DPW Director Doug Wood said he expected the final bid to be on his desk by Sept. 10 and the bond package to close Sept. 1.
The securities should raise just under $12 million, the estimated cost of the new facility. The term is for 20 years and the interest rate is 4.19 percent. The county had considered selling Buy America Bonds for all or part of the financing plan, but decided to stay with the traditional tax-exempt municipal security.
Wood said they couldn’t find an advantage to selling the BAB bond, and they went with what has worked well for the county in the past. Kent had its triple-A rating renewed again this year by Moody’s and Standard and Poor’s.
Rockford Construction, which co-hosted last week’s groundbreaking ceremony with the DPW, will manage the project. Design Plus designed the facility’s exterior. RRT Design and Construction of Melville, N.Y., is designing the building’s interior. RRT specializes in solid waste processing and recycling facilities.
“They have been working hand-in-hand with Rockford to coordinate things,” said Wood.
Besides being able to recycle 10 times more solid waste than the current facility, County Commissioner and Chairman of the DPW board Art Tanis said the new center also will give the department an opportunity to expand its educational effort.
DPW offers programs to enlighten elementary students, high schoolers and adults about what is trash and what can be reused, recycled or composted and about how making choices can reduce the amount of trash that is created. Wood said the educational area will be built on the facility’s second level.
“The whole side of the educational area will be glass, and there will also be a catwalk where they can walk out to see the facility from one level up. We also will have strategically located cameras and a couple of flat screen TVs so they can also see the process that way,” said Wood.

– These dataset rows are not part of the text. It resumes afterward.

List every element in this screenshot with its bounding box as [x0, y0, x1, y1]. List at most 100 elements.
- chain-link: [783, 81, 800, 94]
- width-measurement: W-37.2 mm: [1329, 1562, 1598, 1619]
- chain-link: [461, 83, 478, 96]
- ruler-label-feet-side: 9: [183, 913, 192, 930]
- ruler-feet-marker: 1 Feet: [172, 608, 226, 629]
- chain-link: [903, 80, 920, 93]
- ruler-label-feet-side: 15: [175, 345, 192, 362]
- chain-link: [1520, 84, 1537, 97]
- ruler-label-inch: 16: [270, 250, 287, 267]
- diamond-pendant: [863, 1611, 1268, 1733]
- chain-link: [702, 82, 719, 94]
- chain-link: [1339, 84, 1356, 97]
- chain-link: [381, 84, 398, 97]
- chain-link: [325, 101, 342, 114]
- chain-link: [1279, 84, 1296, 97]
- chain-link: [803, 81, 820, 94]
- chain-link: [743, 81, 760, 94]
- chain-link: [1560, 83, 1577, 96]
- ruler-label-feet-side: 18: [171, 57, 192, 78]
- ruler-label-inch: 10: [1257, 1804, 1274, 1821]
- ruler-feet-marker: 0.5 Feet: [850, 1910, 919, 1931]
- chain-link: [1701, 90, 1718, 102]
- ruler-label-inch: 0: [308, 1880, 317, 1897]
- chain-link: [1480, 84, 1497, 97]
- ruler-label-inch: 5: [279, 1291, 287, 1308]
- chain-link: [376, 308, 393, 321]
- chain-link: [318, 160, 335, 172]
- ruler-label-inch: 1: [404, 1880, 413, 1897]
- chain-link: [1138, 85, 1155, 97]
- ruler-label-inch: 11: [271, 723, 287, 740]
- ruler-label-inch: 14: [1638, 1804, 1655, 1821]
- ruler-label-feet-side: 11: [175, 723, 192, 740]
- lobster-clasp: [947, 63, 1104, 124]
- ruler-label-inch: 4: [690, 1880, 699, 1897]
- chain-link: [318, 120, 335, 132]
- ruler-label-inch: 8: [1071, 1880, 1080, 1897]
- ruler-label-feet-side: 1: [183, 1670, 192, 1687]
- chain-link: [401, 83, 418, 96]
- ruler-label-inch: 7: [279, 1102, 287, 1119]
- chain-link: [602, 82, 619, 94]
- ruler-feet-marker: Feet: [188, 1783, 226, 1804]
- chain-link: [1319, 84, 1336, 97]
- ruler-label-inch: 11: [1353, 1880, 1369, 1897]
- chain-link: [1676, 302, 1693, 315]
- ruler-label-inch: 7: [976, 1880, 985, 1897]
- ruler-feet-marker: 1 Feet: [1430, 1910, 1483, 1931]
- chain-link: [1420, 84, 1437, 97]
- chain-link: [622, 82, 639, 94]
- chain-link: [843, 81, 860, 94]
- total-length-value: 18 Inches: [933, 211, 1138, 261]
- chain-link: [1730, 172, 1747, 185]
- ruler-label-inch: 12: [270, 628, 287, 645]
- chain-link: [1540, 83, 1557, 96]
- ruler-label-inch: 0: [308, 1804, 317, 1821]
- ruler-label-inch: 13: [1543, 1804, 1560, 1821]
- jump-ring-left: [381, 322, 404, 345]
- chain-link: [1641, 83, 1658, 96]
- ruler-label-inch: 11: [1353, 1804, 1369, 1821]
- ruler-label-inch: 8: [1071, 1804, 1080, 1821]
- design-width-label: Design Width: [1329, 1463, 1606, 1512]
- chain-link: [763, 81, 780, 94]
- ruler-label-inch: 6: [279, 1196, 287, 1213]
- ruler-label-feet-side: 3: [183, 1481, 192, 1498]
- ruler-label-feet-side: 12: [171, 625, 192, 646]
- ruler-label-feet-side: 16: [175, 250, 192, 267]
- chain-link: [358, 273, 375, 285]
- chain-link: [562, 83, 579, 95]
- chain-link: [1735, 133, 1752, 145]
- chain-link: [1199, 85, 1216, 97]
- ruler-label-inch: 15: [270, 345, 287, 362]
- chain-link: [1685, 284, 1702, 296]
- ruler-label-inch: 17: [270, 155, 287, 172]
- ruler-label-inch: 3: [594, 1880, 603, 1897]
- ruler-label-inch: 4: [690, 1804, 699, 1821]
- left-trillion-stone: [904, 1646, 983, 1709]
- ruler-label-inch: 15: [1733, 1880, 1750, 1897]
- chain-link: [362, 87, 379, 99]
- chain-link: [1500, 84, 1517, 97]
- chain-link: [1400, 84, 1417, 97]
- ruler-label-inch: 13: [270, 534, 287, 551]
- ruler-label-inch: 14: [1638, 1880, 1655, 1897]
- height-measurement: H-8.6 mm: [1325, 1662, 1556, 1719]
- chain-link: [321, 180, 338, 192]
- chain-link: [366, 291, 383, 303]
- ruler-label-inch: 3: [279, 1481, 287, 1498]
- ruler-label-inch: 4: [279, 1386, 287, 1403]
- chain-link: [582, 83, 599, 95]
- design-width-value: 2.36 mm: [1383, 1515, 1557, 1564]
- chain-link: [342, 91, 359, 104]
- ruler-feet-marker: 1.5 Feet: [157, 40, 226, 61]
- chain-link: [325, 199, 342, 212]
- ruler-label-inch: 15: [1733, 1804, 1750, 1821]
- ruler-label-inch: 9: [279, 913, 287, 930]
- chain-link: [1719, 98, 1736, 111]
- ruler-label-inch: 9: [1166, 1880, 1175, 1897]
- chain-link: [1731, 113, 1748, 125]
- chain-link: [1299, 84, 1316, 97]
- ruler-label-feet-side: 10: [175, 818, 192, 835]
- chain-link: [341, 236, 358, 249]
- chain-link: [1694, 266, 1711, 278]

For the first time this year, the DPW reached out to preschoolers through first graders with a new program called Sorting it Out. The program used a book, “Recycle” written by Gail Gibbons, to introduce the fledgling students to what the department does.
“At that age level, kids are very into books. So we go in and read the book and stop and do an activity. With preschoolers, we don’t stop quite as often and just get through the presentation, whereas older kids can help us sort some of our recyclables that we bring in and talk about what is recyclable and what’s not and what happens to it,” said Ann Kaiser, a resource recovery specialist at DPW.
“Some kids are very involved at home with it and they’re absorbing the knowledge at that age. They’re really interested in that kind of thing, especially the sorting part of it. They get excited about that kind of thing,” she added.
After a few years of searching for a good location, the DPW bought the site at 977 Wealthy St. SW from 3900 Corp., a local private foundation, for $1. Two years ago, the property was appraised at $875,000. A structure on the site had to be razed.